Codereview request for 6653797: Reimplement JDK charset repository charsets.jar

Mon Jul 16 16:59:13 UTC 2012

On 7/16/2012 9:30 AM, Ulf Zibis wrote:
> Hi Sherman,
>
> as I just said for 7183053, I can't look in the details at the moment, 
> as I do not have suitable environment installed at the moment.
>
> Just one comment: I think it should be possible to share the mapping 
> data partly across charsets, so the charsets.jar would be decreased 
> again more?

Yes,  it might be desirable to share some of the mappings, especially 
among those variants. But as
I suggested at the very beginning of the project, the priority for now 
is to move all the charsets to
the new mapping based/build-time generated implementation, then it opens 
the door for new
optimization,  any improvement on those base classes and the "generator" 
tools (to share the
mapping, for example) will be shared by all the sub-classes/classes. 
While it might be ideal to
achieve all the goals at one shot, our resource restrict really does not 
allow me to spend most
of my time on it (mapping re-generate really takes time and I have to 
test from various angles
to make sure it does not break anything and not miss any corner case). 
This is more like a
side-project (sure I do have a JEP for it but...) for now and I just 
found two "spare" weeks to push
these two RFEs out.  I might have more time on charsets later around the 
end development
stage of JDK8.

-Sherman

>
> -Ulf
>
>
> Am 16.07.2012 00:12, schrieb Xueming Shen:
>> Hi
>>
>> This changeset includes the migration of our JIS0201/0208/0212 based 
>> single/
>> double-byte charsets to the new mapping based implementation.

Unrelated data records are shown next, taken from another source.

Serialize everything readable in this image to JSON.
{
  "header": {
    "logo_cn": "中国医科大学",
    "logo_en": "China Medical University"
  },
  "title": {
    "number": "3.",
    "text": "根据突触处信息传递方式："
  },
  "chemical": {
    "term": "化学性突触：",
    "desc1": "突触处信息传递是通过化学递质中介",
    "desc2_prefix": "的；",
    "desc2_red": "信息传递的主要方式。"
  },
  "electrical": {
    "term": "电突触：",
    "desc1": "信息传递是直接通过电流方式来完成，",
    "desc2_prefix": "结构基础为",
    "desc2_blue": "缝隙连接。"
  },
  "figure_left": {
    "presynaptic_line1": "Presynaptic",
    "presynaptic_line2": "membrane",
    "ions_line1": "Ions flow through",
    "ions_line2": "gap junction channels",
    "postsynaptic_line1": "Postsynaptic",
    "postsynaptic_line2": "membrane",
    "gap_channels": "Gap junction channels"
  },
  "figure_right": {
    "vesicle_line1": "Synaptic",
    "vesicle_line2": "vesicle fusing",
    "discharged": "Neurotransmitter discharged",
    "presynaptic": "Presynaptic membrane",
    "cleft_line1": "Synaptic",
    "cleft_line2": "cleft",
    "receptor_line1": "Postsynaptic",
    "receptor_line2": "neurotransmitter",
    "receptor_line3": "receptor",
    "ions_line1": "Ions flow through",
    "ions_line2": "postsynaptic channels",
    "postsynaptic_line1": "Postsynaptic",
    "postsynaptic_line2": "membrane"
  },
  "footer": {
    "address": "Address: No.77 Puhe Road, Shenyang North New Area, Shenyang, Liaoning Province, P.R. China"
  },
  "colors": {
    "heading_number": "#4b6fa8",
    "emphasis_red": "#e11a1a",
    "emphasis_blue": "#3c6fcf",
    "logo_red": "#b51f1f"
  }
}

This is 
>> the
>> left-over of the effort we put in JDK7 to re-implement most of our 
>> charsets in
>> charsets.jar to (1)have better performance (2) small storage foot 
>> print and (3)
>> ease the maintenance burden.
>>
>> http://cr.openjdk.java.net/~sherman/6653797/webrev/
>>
>> Notes of the implementation:
>>
>> (1) jis0201/0208/0212 and their variants are now generated from the 
>> mapping table
>> during the build time. (See those new .map *.nr and *.c2b tables)
>>
>> (2) EUC_JP/LINUX_OPEN, SJIS, PCK, ISO2022_JP and its variants are now 
>> using these
>> new jis0201/02080212 charsets.
>>
>> (3) Those in red (in webrev) are the old implementation, since no 
>> charset uses them
>> anymore, I removed them from the repository)
>>
>> (4) There are two approaches for PCK and SJIS. PCK.java_v1 and 
>> SJIS.java_v1 are the
>> one that follows the old implementation, which decode/encodes base on 
>> the
>> jis0201/0208 (and the variants) mapping via Ken's algorithm. This is 
>> known to be
>> slow and buggy (the algothrim does not take care of illegal sjis cp, 
>> see #6653797
>> and http://cr.openjdk.java.net/~sherman/6653797/Sjis2Jis.java)
>> So in this charset, I generated the direct mapping tables for sjis 
>> and pck and use
>> the "general" DoubleByte base class for these two charsets. This 
>> results in much
>> faster decoding/encoding and correct mapping for all code points. The 
>> downside
>> of this approach is that it adds about 50k uncompressed side to the 
>> charsets.jar.
>> But given this change actually reduces about 300K from the rt.jar, we 
>> still get
>> a net 250K, so I decided to go with this approach for better 
>> performance.
>>
>> It appears to be lots of files (80+) in the webrev, but that number 
>> includes the
>> removed old implementation and the tests I put in to guarantee the 
>> identical
>> de/encoding result from the old and new implementations (those OLD... 
>> test
>> cases), the change is actually not that big:-) So please help review. 
>> I can then
>> put this multi-year efforts into rest.
>>
>> -Sherman
>>
>>
>>
>>
>>
>>
>
>